Meg
English
Pronunciation
- (General American) enPR: mĕg, IPA(key): /mɛɡ/
- Rhymes: -ɛɡ
Proper noun
Meg
- A diminutive of the female given names Margaret and Megan.
- 1818 John Keats: Meg Merrilies:
- Old Meg was brave as Margaret Queen,
- And tall as Amazon:
- An old red blanket cloak she wore,
- A chip-hat had she on.
- 1985 E. L. Doctorow, World's Fair, Fawcett Crest 1986, →ISBN, page 208:
- My mother thought Meg a sweet child, that's what she called her, a sweet child, although she was critical of her name.

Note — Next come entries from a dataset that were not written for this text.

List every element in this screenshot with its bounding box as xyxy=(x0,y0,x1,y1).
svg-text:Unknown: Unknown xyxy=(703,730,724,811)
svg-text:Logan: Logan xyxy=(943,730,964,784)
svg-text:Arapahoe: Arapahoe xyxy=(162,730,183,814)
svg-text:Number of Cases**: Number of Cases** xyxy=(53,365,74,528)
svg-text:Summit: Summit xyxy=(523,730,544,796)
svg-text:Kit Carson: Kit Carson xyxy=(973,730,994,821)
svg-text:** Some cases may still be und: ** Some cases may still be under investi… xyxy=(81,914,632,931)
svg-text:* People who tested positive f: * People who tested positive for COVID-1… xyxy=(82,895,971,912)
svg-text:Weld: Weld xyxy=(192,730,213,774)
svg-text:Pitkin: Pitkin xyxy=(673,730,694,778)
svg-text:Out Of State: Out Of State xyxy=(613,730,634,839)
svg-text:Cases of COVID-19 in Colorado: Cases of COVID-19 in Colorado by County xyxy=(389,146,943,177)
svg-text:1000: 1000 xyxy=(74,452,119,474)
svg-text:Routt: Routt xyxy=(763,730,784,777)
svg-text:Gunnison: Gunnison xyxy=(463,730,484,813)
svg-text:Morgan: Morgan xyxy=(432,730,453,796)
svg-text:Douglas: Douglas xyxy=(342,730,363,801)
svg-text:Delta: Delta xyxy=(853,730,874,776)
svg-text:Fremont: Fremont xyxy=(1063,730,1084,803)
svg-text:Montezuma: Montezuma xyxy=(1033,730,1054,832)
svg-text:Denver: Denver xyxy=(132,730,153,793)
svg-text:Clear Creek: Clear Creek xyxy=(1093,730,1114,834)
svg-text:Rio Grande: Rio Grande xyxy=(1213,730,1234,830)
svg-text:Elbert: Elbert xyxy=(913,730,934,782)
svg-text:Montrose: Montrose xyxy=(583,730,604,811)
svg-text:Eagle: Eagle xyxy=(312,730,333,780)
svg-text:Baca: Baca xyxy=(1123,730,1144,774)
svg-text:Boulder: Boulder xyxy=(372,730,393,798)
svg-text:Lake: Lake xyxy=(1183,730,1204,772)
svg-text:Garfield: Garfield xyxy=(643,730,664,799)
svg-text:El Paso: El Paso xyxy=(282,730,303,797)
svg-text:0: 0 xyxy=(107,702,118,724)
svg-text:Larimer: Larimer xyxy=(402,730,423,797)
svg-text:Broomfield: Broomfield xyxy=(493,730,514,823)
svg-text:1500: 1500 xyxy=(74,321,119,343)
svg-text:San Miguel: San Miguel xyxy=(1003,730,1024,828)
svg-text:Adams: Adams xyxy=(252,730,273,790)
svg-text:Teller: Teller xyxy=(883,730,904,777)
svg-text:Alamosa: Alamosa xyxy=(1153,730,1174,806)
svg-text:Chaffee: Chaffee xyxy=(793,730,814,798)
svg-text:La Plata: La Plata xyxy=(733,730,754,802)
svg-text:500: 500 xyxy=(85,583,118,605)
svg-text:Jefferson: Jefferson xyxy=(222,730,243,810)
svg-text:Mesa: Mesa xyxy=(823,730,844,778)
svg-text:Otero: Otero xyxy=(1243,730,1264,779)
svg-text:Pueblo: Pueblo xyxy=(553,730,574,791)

- 'What kind of name is that,' she said.
- 'It's short for Margaret,' I said. 'But everyone calls her Meg.'
- 'Well, that's no name for a girl, that's a scullery maid's name. I fault the mother.'
- 1818 John Keats: Meg Merrilies:
Noun
Meg (plural Megs)
- (colloquial) Megalodon.
- 2002, Mark Renz, Megalodon: Hunting the Hunter, p. 33:
- The Bone Valley Region of Florida has multiple Miocene nursery sites in which neonate and young Meg teeth are abundant, as well as food sources. Young Megs probably consumed a lot of large fish but because fish vertebrae don't hold up well in the fossil record, it's difficult to get an accurate reading.